Pierce_Brosnan

Catholic James Bond – “God has been good to me”

Robaird O’Cearbhaill
Hong Kong Correspondent

Pierce Brosnan knows he has had a wonderful life and still has, but his faith has been his “constant” support. “God has been good to me. My faith has been good to me in the moments of deepest suffering, doubt and fear. It is a constant, the language of prayer,” he stated in Irish TV RTE’s Late Late Show

“To be an actor, to get away with it, and to have fun and to be able to create a meaningful life for my family and support them, well, that’s pretty darn good,” he stated in an interview by Laura Scheffler in Haute Living magazine. 

“Fate for me has played many good hands. There’s been a few devilish ones along the way, too. That’s just life; everything happens for a reason.” However God is crucial.

   “It always helps to have a bit of prayer in your back pocket. At the end of the day, you have to have something and for me that is God, Jesus, my Catholic upbringing, my faith,” Brosnan added. 
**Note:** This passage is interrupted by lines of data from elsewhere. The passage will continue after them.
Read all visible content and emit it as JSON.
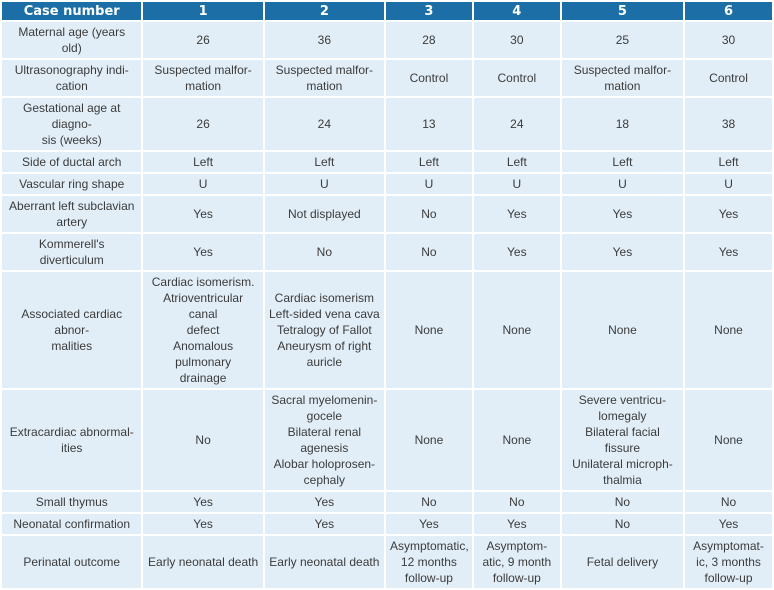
{
  "header": [
    "Case number",
    "1",
    "2",
    "3",
    "4",
    "5",
    "6"
  ],
  "rows": [
    {
      "label": "Maternal age (years old)",
      "cells": [
        "26",
        "36",
        "28",
        "30",
        "25",
        "30"
      ]
    },
    {
      "label": "Ultrasonography indi-\ncation",
      "cells": [
        "Suspected malfor-\nmation",
        "Suspected malfor-\nmation",
        "Control",
        "Control",
        "Suspected malfor-\nmation",
        "Control"
      ]
    },
    {
      "label": "Gestational age at diagno-\nsis (weeks)",
      "cells": [
        "26",
        "24",
        "13",
        "24",
        "18",
        "38"
      ]
    },
    {
      "label": "Side of ductal arch",
      "cells": [
        "Left",
        "Left",
        "Left",
        "Left",
        "Left",
        "Left"
      ]
    },
    {
      "label": "Vascular ring shape",
      "cells": [
        "U",
        "U",
        "U",
        "U",
        "U",
        "U"
      ]
    },
    {
      "label": "Aberrant left subclavian\nartery",
      "cells": [
        "Yes",
        "Not displayed",
        "No",
        "Yes",
        "Yes",
        "Yes"
      ]
    },
    {
      "label": "Kommerell's diverticulum",
      "cells": [
        "Yes",
        "No",
        "No",
        "Yes",
        "Yes",
        "Yes"
      ]
    },
    {
      "label": "Associated cardiac abnor-\nmalities",
      "cells": [
        "Cardiac isomerism.\nAtrioventricular canal\ndefect\nAnomalous pulmonary\ndrainage",
        "Cardiac isomerism\nLeft-sided vena cava\nTetralogy of Fallot\nAneurysm of right\nauricle",
        "None",
        "None",
        "None",
        "None"
      ]
    },
    {
      "label": "Extracardiac abnormal-\nities",
      "cells": [
        "No",
        "Sacral myelomenin-\ngocele\nBilateral renal agenesis\nAlobar holoprosen-\ncephaly",
        "None",
        "None",
        "Severe ventricu-\nlomegaly\nBilateral facial fissure\nUnilateral microph-\nthalmia",
        "None"
      ]
    },
    {
      "label": "Small thymus",
      "cells": [
        "Yes",
        "Yes",
        "No",
        "No",
        "No",
        "No"
      ]
    },
    {
      "label": "Neonatal confirmation",
      "cells": [
        "Yes",
        "Yes",
        "Yes",
        "Yes",
        "No",
        "Yes"
      ]
    },
    {
      "label": "Perinatal outcome",
      "cells": [
        "Early neonatal death",
        "Early neonatal death",
        "Asymptomatic,\n12 months\nfollow-up",
        "Asymptom-\natic, 9 month\nfollow-up",
        "Fetal delivery",
        "Asymptomat-\nic, 3 months\nfollow-up"
      ]
    }
  ]
}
He also advised: “work hard and dream hard, and you have to really, consistently do that.”

  Brosnan agreed with  Scheffler that “precious time is the greatest luxury in life.” Expounding on that he said: “Time lived, time past and present, and good health, those are luxuries. Spending time playing nine holes of golf in the morning, having a beautiful lunch with my wife, a swim, spending the late afternoon in the studio painting, having a cocktail as the sun goes down — some tequila, that’s the best day I can dream of. Peace, nature, being by the ocean. Simple things. That’s joy.”

But faith, Brosnan told the Late Late Show, has always been there even in tragic times. “(Prayer) helped me with the loss of my wife to cancer and with a child who had fallen on tough times ( his son successfully survived a very serious car crash but his daughter died  of ovarian cancer like her mother). But the positivity of prayer he acknowledges well. 

   “Prayer helps me to be a father, to be an actor and to be a man,” he said on RTE. 

     But despite having good Catholic education and strong bonds to the Church, Brosnan had a tough and challenging childhood and early adult life. His father left when he was two. He admitted to Chutkow that his teachers were “dreadful, dreadful human beings. Just the whole hypocrisy. And the cruelness of their ways toward children. Bitter. I have nothing good to say about them and will have nothing good to say about them. It was ugly. Very ugly. Dreadful.”He left Ireland at ten years old to the UK where in London as Irish he had  “deep feeling as an outsider” as he told writer Paul Chutkow. On the other hand, as he said on RTE: “…there is one thing that the people of Ireland know how to do and that is to survive. You have to keep your faith and stay optimistic.”